То, как он рисовал человека, тоже ему перестало нравиться. Ему не дается движение. В движении есть тайна, которую его учителя ему не раскрыли. А знали ли они сами эту тайну? Он вспоминал их работы. Нет, пожалуй, и они не знали. Быть может, это вообще невозможно: рисунок и картина неподвижны, как передать ими движение?
В Базеле он уже видел картины итальянских художников, теперь в его руки попали их гравюры. Они потрясли Дюрера. Вот гравюра на меди Андреа Мантеньи. Сражаются морские божества, до половины люди, ниже пояса — чудовища в чешуе и с конскими ногами. На спинах у чудищ сидят обнаженные женщины. За них и идет бой. Одна с лицом молодым и гордым презрительно отвернулась от схватки. Другая испуганно обхватила бородатого морского бога, яростно замахивающегося дубинкой, вжала голову в плечи — в ее движении ужас. Раздувая щеки, трубит в рог юноша, и кажется, что звук рога висит в воздухе над вспененной водой, над зарослями тростника. Здесь все движется, всё дышит яростью, страхом, упоением боя. Грозное оружие свищет, разрезает воздух, из разверстых ртов вырываются крики... Морские божества и прекрасны и ужасны. Как жизнь! Они в бурном движении, напряженные мускулы перекатываются под кожей.
Дюрер отложил все и принялся копировать гравюру Мантеньи. Вначале просто перерисовывал ее, но скоро почувствовал, что хочет сам изобразить то же самое, только по-иному. А может быть, рука сама стала двигаться иначе. Резец Мантеньи нанес на доску тонкие прямые линии. Штрих Дюрера круглится, словно мускулы, которые он рисовал, сами направляли его. Фон, темный у Мантеньи, он сделал светлым. Дюрер не решался сказать себе, что его рисунок живее оригинала, но видел: он очень похож, но иной, совсем иной. Пожалуй, он может подписать его. Оказались в его руках в эту пору и другие гравюры итальянцев. Их привозили в Нюрнберг на продажу. Нюрнбержцы дивились непривычным листам, а Дюрер был захвачен ими, подолгу копировал их. Работа эта казалась ему важной, он подписывал копии, ставил на них даты.
Дюрер еще плохо представлял себе Италию и итальянское искусство. Но среди издателей, у которых он бывал в Нюрнберге и Базеле, в художественных мастерских Кольмара и Страсбурга, а особенно в доме Пиркгеймеров постоянно шли разговоры об этой стране: Вилибальд уже много лет учился в итальянских университетах.
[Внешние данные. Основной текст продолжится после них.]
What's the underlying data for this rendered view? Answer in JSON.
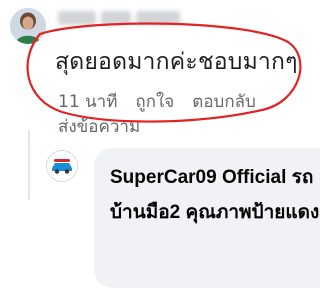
{
  "comment": {
    "author_avatar": "user-avatar",
    "text": "สุดยอดมากค่ะชอบมากๆ",
    "time": "11 นาที",
    "like_label": "ถูกใจ",
    "reply_label": "ตอบกลับ",
    "send_message_label": "ส่งข้อความ",
    "highlight_color": "#e02424"
  },
  "reply": {
    "author_avatar": "page-logo",
    "author": "SuperCar09 Official",
    "text": "SuperCar09 Official รถบ้านมือ2 คุณภาพป้ายแดง"
  },
  "colors": {
    "bubble": "#f0f2f5",
    "meta_text": "#65676b",
    "text": "#1c1e21"
  }
}
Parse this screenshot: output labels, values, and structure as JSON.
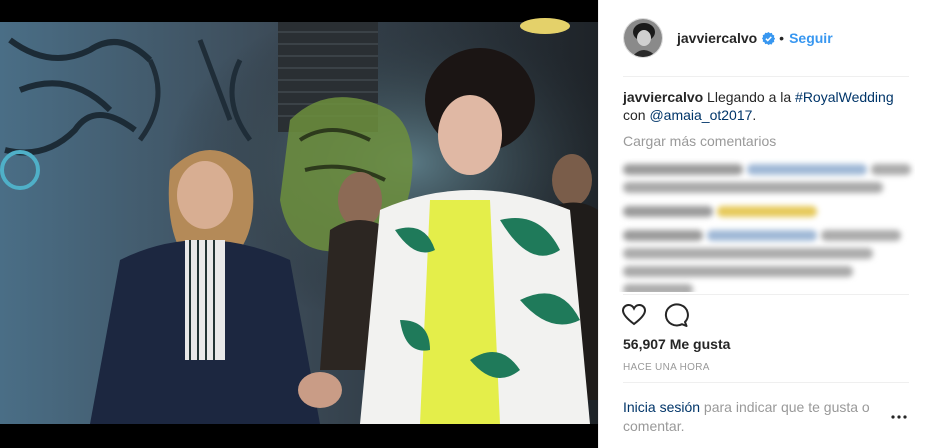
{
  "post": {
    "username": "javviercalvo",
    "verified_icon": "verified-badge-icon",
    "dot": "•",
    "follow_label": "Seguir",
    "caption": {
      "username": "javviercalvo",
      "text_before": " Llegando a la ",
      "hashtag": "#RoyalWedding",
      "text_mid": " con ",
      "mention": "@amaia_ot2017",
      "text_after": "."
    },
    "load_more_comments": "Cargar más comentarios",
    "likes": "56,907 Me gusta",
    "timestamp": "HACE UNA HORA",
    "login_prompt": {
      "link": "Inicia sesión",
      "text": " para indicar que te gusta o comentar."
    }
  },
  "icons": {
    "like": "heart-outline-icon",
    "comment": "comment-bubble-icon",
    "more": "more-options-icon"
  },
  "colors": {
    "link": "#003569",
    "follow": "#3897f0",
    "muted": "#999999"
  }
}
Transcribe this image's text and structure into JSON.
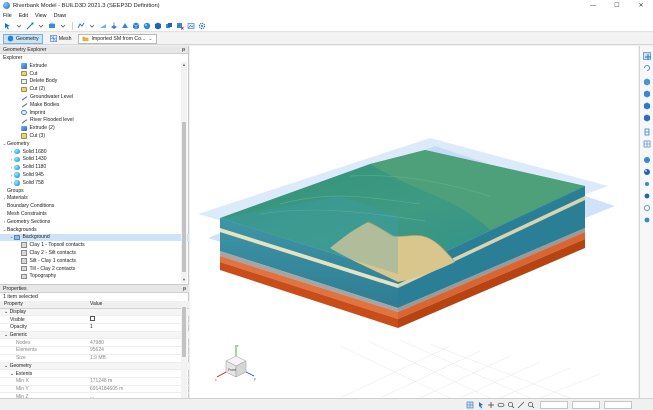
{
  "window": {
    "title": "Riverbank Model - BUILD3D 2021.3 (SEEP3D Definition)",
    "minimize": "—",
    "maximize": "☐",
    "close": "✕"
  },
  "menu": [
    "File",
    "Edit",
    "View",
    "Draw"
  ],
  "modes": {
    "geometry": "Geometry",
    "mesh": "Mesh",
    "dropdown": "Imported SM from Co..."
  },
  "geometry_explorer": {
    "title": "Geometry Explorer",
    "pin": "ᵽ",
    "subtitle": "Explorer",
    "tree": [
      {
        "label": "Extrude",
        "icon": "ext",
        "indent": 2,
        "toggle": ""
      },
      {
        "label": "Cut",
        "icon": "cut",
        "indent": 2,
        "toggle": ""
      },
      {
        "label": "Delete Body",
        "icon": "del",
        "indent": 2,
        "toggle": ""
      },
      {
        "label": "Cut (2)",
        "icon": "cut",
        "indent": 2,
        "toggle": ""
      },
      {
        "label": "Groundwater Level",
        "icon": "line",
        "indent": 2,
        "toggle": ""
      },
      {
        "label": "Make Bodies",
        "icon": "line",
        "indent": 2,
        "toggle": ""
      },
      {
        "label": "Imprint",
        "icon": "imp",
        "indent": 2,
        "toggle": ""
      },
      {
        "label": "River Flooded level",
        "icon": "line",
        "indent": 2,
        "toggle": ""
      },
      {
        "label": "Extrude (2)",
        "icon": "ext",
        "indent": 2,
        "toggle": ""
      },
      {
        "label": "Cut (3)",
        "icon": "cut",
        "indent": 2,
        "toggle": ""
      },
      {
        "label": "Geometry",
        "icon": "",
        "indent": 0,
        "toggle": "v"
      },
      {
        "label": "Solid 1680",
        "icon": "sphere",
        "indent": 1,
        "toggle": ">"
      },
      {
        "label": "Solid 1430",
        "icon": "sphere",
        "indent": 1,
        "toggle": ">"
      },
      {
        "label": "Solid 1180",
        "icon": "sphere",
        "indent": 1,
        "toggle": ">"
      },
      {
        "label": "Solid 945",
        "icon": "sphere",
        "indent": 1,
        "toggle": ">"
      },
      {
        "label": "Solid 758",
        "icon": "sphere",
        "indent": 1,
        "toggle": ">"
      },
      {
        "label": "Groups",
        "icon": "",
        "indent": 0,
        "toggle": ""
      },
      {
        "label": "Materials",
        "icon": "",
        "indent": 0,
        "toggle": ">"
      },
      {
        "label": "Boundary Conditions",
        "icon": "",
        "indent": 0,
        "toggle": ""
      },
      {
        "label": "Mesh Constraints",
        "icon": "",
        "indent": 0,
        "toggle": ""
      },
      {
        "label": "Geometry Sections",
        "icon": "",
        "indent": 0,
        "toggle": ">"
      },
      {
        "label": "Backgrounds",
        "icon": "",
        "indent": 0,
        "toggle": "v"
      },
      {
        "label": "Background",
        "icon": "layer",
        "indent": 1,
        "toggle": "v",
        "selected": true
      },
      {
        "label": "Clay 1 - Topsoil contacts",
        "icon": "box",
        "indent": 2,
        "toggle": ""
      },
      {
        "label": "Clay 2 - Silt contacts",
        "icon": "box",
        "indent": 2,
        "toggle": ""
      },
      {
        "label": "Silt - Clay 1 contacts",
        "icon": "box",
        "indent": 2,
        "toggle": ""
      },
      {
        "label": "Till - Clay 2 contacts",
        "icon": "box",
        "indent": 2,
        "toggle": ""
      },
      {
        "label": "Topography",
        "icon": "box",
        "indent": 2,
        "toggle": ""
      }
    ]
  },
  "properties": {
    "title": "Properties",
    "pin": "ᵽ",
    "selection": "1 item selected",
    "col_property": "Property",
    "col_value": "Value",
    "rows": [
      {
        "name": "Display",
        "value": "",
        "kind": "cat",
        "toggle": "v"
      },
      {
        "name": "Visible",
        "value": "",
        "kind": "sub",
        "check": true
      },
      {
        "name": "Opacity",
        "value": "1",
        "kind": "sub"
      },
      {
        "name": "Generic",
        "value": "",
        "kind": "cat",
        "toggle": "v"
      },
      {
        "name": "Nodes",
        "value": "47980",
        "kind": "dimsub"
      },
      {
        "name": "Elements",
        "value": "95624",
        "kind": "dimsub"
      },
      {
        "name": "Size",
        "value": "1.9 MB",
        "kind": "dimsub"
      },
      {
        "name": "Geometry",
        "value": "",
        "kind": "cat",
        "toggle": "v"
      },
      {
        "name": "Extents",
        "value": "",
        "kind": "sub",
        "toggle": "v"
      },
      {
        "name": "Min X",
        "value": "171248 m",
        "kind": "dimsub"
      },
      {
        "name": "Min Y",
        "value": "6914184605 m",
        "kind": "dimsub"
      },
      {
        "name": "Min Z",
        "value": "...",
        "kind": "dimsub"
      }
    ]
  },
  "viewcube": {
    "front": "Front",
    "axis_x": "x",
    "axis_y": "y",
    "axis_z": "z"
  },
  "colors": {
    "accent": "#1a73c7",
    "selected_bg": "#cde3f7",
    "teal": "#2e8e9a",
    "terrain_green": "#3f9a82",
    "sand": "#d9c68c",
    "orange_layer": "#d2571f"
  }
}
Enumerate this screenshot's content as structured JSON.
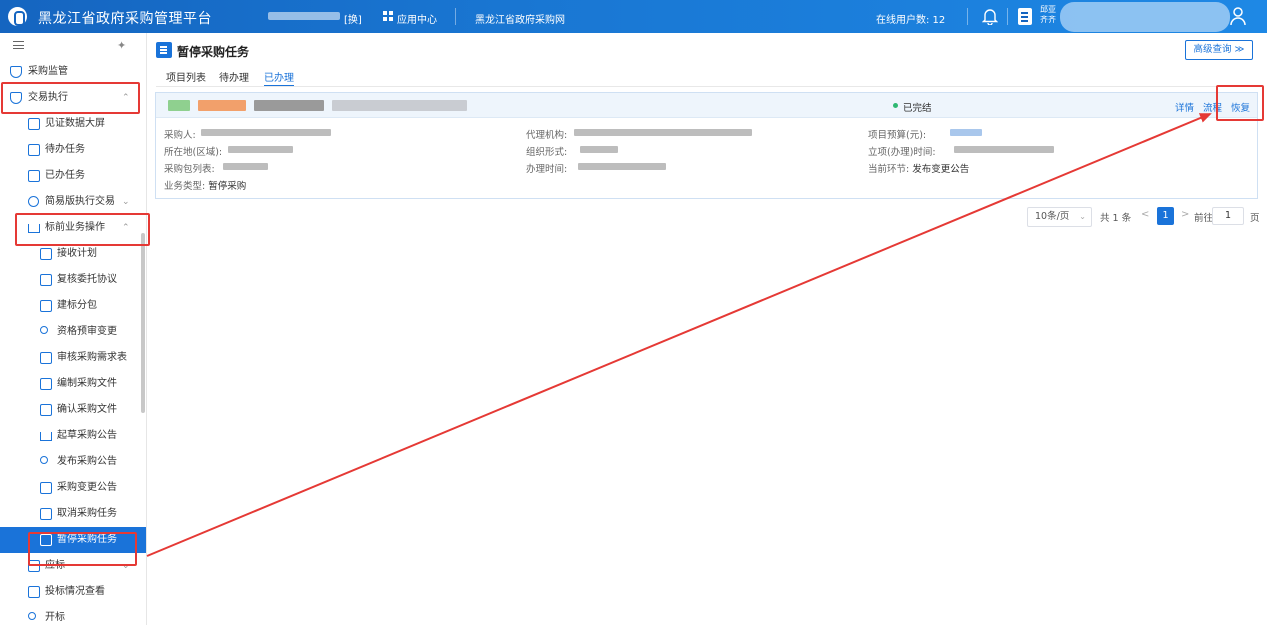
{
  "topbar": {
    "title": "黑龙江省政府采购管理平台",
    "mid_link_suffix": "[换]",
    "app_center": "应用中心",
    "portal_link": "黑龙江省政府采购网",
    "online_users": "在线用户数: 12",
    "user_line1": "邱亚",
    "user_line2": "齐齐"
  },
  "sidebar": {
    "items": [
      {
        "label": "采购监管",
        "icon": "shield-icon"
      },
      {
        "label": "交易执行",
        "icon": "shield-icon",
        "chevron": "⌃"
      },
      {
        "label": "见证数据大屏",
        "icon": "monitor-icon"
      },
      {
        "label": "待办任务",
        "icon": "task-icon"
      },
      {
        "label": "已办任务",
        "icon": "task-done-icon"
      },
      {
        "label": "简易版执行交易",
        "icon": "transaction-icon",
        "chevron": "⌄"
      },
      {
        "label": "标前业务操作",
        "icon": "cart-icon",
        "chevron": "⌃"
      },
      {
        "label": "接收计划",
        "icon": "receive-icon"
      },
      {
        "label": "复核委托协议",
        "icon": "document-icon"
      },
      {
        "label": "建标分包",
        "icon": "package-icon"
      },
      {
        "label": "资格预审变更",
        "icon": "people-icon"
      },
      {
        "label": "审核采购需求表",
        "icon": "clipboard-icon"
      },
      {
        "label": "编制采购文件",
        "icon": "document-icon"
      },
      {
        "label": "确认采购文件",
        "icon": "confirm-icon"
      },
      {
        "label": "起草采购公告",
        "icon": "cart-icon"
      },
      {
        "label": "发布采购公告",
        "icon": "people-icon"
      },
      {
        "label": "采购变更公告",
        "icon": "list-icon"
      },
      {
        "label": "取消采购任务",
        "icon": "task-icon"
      },
      {
        "label": "暂停采购任务",
        "icon": "task-icon"
      },
      {
        "label": "应标",
        "icon": "bid-icon",
        "chevron": "⌄"
      },
      {
        "label": "投标情况查看",
        "icon": "view-icon"
      },
      {
        "label": "开标",
        "icon": "open-icon"
      }
    ]
  },
  "main": {
    "title": "暂停采购任务",
    "advanced_search": "高级查询 ≫",
    "tabs": [
      "项目列表",
      "待办理",
      "已办理"
    ],
    "record": {
      "status": "已完结",
      "actions": [
        "详情",
        "流程",
        "恢复"
      ],
      "fields": {
        "purchaser": "采购人:",
        "region": "所在地(区域):",
        "package_list": "采购包列表:",
        "business_type_label": "业务类型:",
        "business_type_value": "暂停采购",
        "agency": "代理机构:",
        "org_form": "组织形式:",
        "handle_time": "办理时间:",
        "budget": "项目预算(元):",
        "setup_time": "立项(办理)时间:",
        "current_stage_label": "当前环节:",
        "current_stage_value": "发布变更公告"
      }
    },
    "pagination": {
      "page_size": "10条/页",
      "total": "共 1 条",
      "prev": "<",
      "current": "1",
      "next": ">",
      "goto_label": "前往",
      "goto_value": "1",
      "page_unit": "页"
    }
  },
  "colors": {
    "topbar": "#1976d2",
    "accent": "#1a73d9",
    "highlight": "#e53935",
    "status_ok": "#2eb872"
  }
}
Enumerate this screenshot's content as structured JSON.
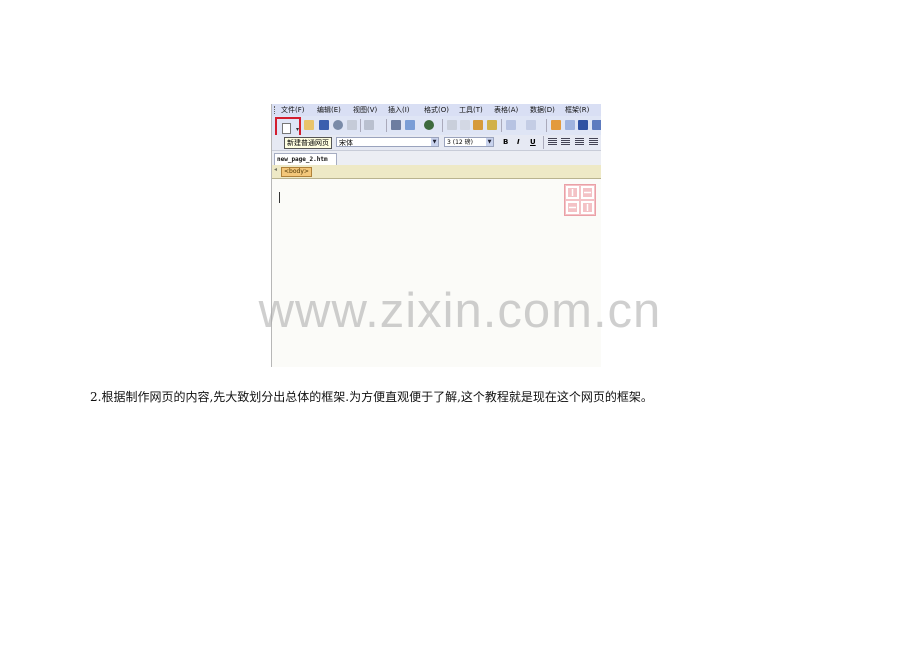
{
  "menu": [
    "文件(F)",
    "编辑(E)",
    "视图(V)",
    "插入(I)",
    "格式(O)",
    "工具(T)",
    "表格(A)",
    "数据(D)",
    "框架(R)"
  ],
  "tooltip": "新建普通网页",
  "font": {
    "name": "宋体",
    "size": "3 (12 磅)"
  },
  "format_buttons": [
    "B",
    "I",
    "U"
  ],
  "tab": "new_page_2.htm",
  "tag": "<body>",
  "watermark": "www.zixin.com.cn",
  "caption": "2.根据制作网页的内容,先大致划分出总体的框架.为方便直观便于了解,这个教程就是现在这个网页的框架。",
  "colors": {
    "highlight": "#d31e2e",
    "menubar": "#d9dff4",
    "tag": "#f3c77a"
  },
  "icons": [
    "new-page-icon",
    "open-icon",
    "save-icon",
    "search-icon",
    "print-icon",
    "preview-icon",
    "spellcheck-icon",
    "cut-icon",
    "copy-icon",
    "paste-icon",
    "format-painter-icon",
    "undo-icon",
    "redo-icon",
    "insert-table-icon",
    "frame-icon",
    "image-icon"
  ]
}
И вот какое представление постепенно сложилось у Дюрера. Некогда в мире греков и римлян существовало великое искусство. Его мастера владели высокой тайной прекрасного. Тайна эта была надолго забыта. Но с некоторых пор ученые и художники Италии стали выкапывать из земли скульптуры древних мастеров, читать их труды, постигать законы совершенства, и теперь они, итальянцы, кажется, близки к тому, чтобы вновь открыть великие тайны красоты.
Мудрое изречение — лучше один раз увидеть, чем семь раз услышать, — уже существовало. Страшное беспокойство охватило Дюрера: он должен все это увидеть. Собственными глазами. Как можно скорее. Внутренняя тревога мешала ему работать. Нелегко объяснить родителям, невозможно объяснить молодой жене, почему, едва приехав, он снова собирается в путь. И куда? Не по немецким землям, не в Нидерланды, что в обычае среди немецких художников, а в Италию! Никто из собратьев Дюрера такого путешествия до него не совершал. Его отговаривали и страшили: путешествие казалось опасным. Был обижен тесть. У них было столько совместных планов! Тревожились родители — может быть, что-то не в порядке у молодой семьи? Плакала жена: она едва успела привыкнуть к этому странному, вечно погруженному в раздумье, целыми днями просиживающему в мастерской человеку, который выбран ей в мужья, а он уже собирается оставить дом. Чем она ему не угодила? Характер художника, одержимого работой, — нелегкий характер. Жить с человеком, для которого главное — его художество, — нелегко.
Покуда Дюрер обдумывал свое путешествие, на Нюрнберг обрушилась беда — чума. Не зря, значит, строил город лазарет св. Себастьяна. Недостроенный, он принял первых больных. Вернее, умирающих: заболевшие чумой почти никогда не выздоравливали.
Понизив голос, рассказывали, как это начинается. Здорового человека вдруг охватывает озноб. Его бросает из жара в холод. Голова раскалывается от нестерпимой боли. Мучает неутолимая жажда. Невнятной становится речь. Потом появляются опухоли на шее, под мышками, в паху. В страшных муках человек умирает. Священники не успевают отпускать грехи заболевшим, и те умирают без покаяния. Это казалось всего ужаснее.